The simvastatin and the hormone replacement therapy were equally effective in raising serum HDL cholesterol, which increased an average of 7% in each treatment group. Simvastatin lowered LDL cholesterol an average of 36%, while the hormonal therapy lowered it 24%a significant difference. Simvastatin also lowered total serum cholesterol significantly more (26% vs 14% with hormone replacement therapy). The only potentially unfavorable lipid change was with triglycerides, which hormone replacement increased by 29%. Simvastatin decreased triglycerides by 14%. In a subgroup analysis, the lipid profiles of those participants at particular risk for coronary artery disease, after treatment, were similar to those of the general study population.

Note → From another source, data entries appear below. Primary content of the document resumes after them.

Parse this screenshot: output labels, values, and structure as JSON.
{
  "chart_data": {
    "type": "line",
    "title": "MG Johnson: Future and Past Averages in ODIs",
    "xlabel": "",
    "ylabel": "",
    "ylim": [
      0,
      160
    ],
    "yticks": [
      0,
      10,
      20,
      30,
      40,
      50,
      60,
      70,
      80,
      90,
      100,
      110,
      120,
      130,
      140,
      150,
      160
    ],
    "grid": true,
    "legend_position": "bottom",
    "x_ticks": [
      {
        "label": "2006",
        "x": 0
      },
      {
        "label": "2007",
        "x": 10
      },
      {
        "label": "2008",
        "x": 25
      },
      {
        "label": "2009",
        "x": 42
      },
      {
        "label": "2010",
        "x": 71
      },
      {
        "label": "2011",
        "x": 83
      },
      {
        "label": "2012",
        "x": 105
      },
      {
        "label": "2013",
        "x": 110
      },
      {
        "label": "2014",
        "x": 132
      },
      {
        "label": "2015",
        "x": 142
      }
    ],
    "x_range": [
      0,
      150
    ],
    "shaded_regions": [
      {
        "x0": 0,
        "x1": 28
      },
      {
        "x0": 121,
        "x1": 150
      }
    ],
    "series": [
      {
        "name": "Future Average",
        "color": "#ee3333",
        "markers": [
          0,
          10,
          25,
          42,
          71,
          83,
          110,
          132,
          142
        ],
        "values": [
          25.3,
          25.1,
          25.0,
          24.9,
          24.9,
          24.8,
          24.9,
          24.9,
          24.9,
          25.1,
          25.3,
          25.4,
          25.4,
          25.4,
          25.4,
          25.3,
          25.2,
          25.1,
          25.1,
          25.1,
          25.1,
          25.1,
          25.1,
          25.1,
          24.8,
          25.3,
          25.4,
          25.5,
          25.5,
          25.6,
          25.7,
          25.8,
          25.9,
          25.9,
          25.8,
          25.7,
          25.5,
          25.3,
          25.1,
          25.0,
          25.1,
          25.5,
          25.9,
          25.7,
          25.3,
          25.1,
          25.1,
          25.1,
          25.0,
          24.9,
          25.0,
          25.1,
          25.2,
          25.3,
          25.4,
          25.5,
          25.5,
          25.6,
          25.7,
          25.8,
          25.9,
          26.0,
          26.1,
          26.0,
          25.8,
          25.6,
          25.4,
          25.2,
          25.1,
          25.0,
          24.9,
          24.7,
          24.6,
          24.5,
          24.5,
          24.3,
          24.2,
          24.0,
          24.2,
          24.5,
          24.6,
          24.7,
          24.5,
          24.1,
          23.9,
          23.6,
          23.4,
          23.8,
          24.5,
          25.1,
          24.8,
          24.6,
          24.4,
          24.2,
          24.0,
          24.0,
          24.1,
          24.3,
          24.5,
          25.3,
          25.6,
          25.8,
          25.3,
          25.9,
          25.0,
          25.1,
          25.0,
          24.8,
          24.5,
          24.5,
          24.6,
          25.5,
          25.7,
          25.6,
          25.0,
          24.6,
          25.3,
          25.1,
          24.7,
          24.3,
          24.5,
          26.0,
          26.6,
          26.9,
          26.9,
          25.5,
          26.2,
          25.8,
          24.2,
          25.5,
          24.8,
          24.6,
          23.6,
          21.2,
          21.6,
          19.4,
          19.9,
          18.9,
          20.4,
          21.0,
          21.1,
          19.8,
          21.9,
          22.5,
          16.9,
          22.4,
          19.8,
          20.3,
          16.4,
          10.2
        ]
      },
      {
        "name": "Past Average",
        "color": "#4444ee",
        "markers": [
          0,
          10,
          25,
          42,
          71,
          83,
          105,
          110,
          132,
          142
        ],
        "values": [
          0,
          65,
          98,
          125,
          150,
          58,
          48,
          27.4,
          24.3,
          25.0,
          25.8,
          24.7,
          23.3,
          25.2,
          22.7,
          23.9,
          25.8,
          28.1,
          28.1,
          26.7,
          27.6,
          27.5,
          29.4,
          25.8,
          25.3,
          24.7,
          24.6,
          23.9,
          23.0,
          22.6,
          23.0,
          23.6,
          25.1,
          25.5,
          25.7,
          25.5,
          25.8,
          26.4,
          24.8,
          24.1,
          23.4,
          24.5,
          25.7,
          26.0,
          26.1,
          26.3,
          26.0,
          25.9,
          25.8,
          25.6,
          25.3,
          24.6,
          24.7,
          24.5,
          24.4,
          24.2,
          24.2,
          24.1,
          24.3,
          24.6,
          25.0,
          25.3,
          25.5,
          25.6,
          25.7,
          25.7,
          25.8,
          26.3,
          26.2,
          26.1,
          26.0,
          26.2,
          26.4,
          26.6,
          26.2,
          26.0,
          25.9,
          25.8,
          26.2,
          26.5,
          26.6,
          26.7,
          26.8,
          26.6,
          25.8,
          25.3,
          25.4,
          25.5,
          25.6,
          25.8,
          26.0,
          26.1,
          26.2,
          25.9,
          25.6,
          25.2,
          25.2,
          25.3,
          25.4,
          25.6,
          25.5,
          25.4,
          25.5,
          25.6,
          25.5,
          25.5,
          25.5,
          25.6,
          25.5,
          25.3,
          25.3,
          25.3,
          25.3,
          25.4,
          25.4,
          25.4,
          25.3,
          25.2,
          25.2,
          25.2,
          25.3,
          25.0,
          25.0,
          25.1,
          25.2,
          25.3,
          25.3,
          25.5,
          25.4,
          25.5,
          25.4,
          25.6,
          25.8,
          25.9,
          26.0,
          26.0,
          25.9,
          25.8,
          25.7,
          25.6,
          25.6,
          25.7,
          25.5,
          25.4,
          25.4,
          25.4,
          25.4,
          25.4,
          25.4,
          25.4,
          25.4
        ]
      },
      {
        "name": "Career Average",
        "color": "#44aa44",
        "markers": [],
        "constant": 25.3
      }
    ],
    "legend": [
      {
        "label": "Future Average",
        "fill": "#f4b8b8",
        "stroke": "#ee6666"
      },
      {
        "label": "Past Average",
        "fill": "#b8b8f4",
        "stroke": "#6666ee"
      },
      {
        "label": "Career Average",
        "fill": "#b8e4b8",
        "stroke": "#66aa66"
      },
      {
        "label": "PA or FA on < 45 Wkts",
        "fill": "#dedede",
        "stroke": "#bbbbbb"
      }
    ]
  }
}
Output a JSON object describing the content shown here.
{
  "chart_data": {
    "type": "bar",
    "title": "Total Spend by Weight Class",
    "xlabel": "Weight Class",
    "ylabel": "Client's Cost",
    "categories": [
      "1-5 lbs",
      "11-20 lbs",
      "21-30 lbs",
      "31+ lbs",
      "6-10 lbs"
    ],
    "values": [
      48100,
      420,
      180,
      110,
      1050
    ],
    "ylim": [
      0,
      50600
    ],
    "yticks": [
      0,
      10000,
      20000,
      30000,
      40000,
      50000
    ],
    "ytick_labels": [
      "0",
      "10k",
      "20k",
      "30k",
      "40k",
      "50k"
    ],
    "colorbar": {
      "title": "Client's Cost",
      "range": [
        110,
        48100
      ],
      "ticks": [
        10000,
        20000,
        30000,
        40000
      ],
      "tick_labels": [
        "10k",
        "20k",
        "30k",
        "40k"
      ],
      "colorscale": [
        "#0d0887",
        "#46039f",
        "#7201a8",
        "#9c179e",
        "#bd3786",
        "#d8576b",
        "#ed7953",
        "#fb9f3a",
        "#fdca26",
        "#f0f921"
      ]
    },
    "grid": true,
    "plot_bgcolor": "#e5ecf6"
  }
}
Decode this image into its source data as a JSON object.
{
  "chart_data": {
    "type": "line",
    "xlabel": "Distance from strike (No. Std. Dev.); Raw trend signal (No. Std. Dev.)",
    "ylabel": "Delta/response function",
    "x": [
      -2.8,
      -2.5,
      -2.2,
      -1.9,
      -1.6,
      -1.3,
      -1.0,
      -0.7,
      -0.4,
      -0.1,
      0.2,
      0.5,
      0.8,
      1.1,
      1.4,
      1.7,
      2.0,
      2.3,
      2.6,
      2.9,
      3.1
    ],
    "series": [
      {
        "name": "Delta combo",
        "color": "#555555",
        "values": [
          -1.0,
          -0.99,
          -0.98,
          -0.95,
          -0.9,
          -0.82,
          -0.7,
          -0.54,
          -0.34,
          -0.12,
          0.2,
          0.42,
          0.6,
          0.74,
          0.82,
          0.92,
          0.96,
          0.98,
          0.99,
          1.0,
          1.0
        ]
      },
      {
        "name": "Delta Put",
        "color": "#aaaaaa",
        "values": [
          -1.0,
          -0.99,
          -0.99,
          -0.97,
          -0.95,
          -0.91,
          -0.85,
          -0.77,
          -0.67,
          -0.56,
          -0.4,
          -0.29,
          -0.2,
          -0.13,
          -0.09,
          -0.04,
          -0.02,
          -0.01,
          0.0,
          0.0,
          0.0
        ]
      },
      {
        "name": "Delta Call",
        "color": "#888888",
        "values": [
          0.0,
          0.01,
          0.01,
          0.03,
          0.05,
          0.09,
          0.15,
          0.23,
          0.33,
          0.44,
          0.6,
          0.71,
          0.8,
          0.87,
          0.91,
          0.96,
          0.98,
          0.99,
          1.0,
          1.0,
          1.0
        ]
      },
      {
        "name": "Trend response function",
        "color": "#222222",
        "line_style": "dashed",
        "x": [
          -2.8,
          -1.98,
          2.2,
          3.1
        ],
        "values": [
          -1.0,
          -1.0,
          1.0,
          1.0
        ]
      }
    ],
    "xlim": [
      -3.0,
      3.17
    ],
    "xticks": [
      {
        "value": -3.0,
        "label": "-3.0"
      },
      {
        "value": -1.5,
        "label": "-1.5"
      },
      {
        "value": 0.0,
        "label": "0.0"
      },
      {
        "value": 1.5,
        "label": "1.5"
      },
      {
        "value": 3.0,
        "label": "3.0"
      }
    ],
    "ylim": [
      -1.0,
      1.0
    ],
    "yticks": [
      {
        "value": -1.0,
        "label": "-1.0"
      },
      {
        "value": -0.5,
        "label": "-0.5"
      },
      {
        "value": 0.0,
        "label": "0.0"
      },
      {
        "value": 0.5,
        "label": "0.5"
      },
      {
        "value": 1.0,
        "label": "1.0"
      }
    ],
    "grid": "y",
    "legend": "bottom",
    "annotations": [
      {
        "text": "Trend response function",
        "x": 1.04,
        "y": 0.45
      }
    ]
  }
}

More women in the United States die from coronary artery disease than from any other condition. Despite epidemiologic data suggesting that postmenopausal estrogen replacement therapy cuts this mortality risk approximately in half, hormone replacement remains a controversial topic about which many American women are still uneducated.
Postmenopausal estrogen/progestin replacement has already been shown to raise HDL levels while lowering LDL levels. Darling et al are the first, however, to stack hormone replacement therapy against an HMG-CoA reductase inhibitor in a direct comparison of lipid-lowering effects. As Darling et al suggest, the benefits of hormone replacement therapy were clearly reinforced, especially because raising HDL may prove to be more important than lowering LDL in the prevention of coronary artery disease.
Does it really matter that hormone replacement therapy raises triglycerides? Elevated trigylcerides have been implicated as an independent risk factor for coronary artery disease in women, but the investigators correctly assert that estrogen-induced hypertriglyceridemia may be different. This issue will need to be clarified in future research.
The real answers to all of these questions await the results of the first randomized controlled trials on hormone replacement therapy and coronary artery disease, such as the ongoing Women’s Health Initiative, which will determine whether hormone replacement decreases coronary artery disease mortality. Serum lipid levels are at best a limited surrogate for these data. In the meantime, this study furthers our understanding of the complex relationships between hormone replacement and hyperlipidemia. This article provides more support for discussing hormone replacement with our postmenopausal patients. It joins an increasing body of evidence that this therapy prevents heart disease, osteoporosis, urogenital atrophy, and perhaps even dementia and tooth loss. An important question for future research will be whether hormone replacement in combination with a conventional lipid-lowering agent more effectively improves hyperlipidemia than does either therapy alone.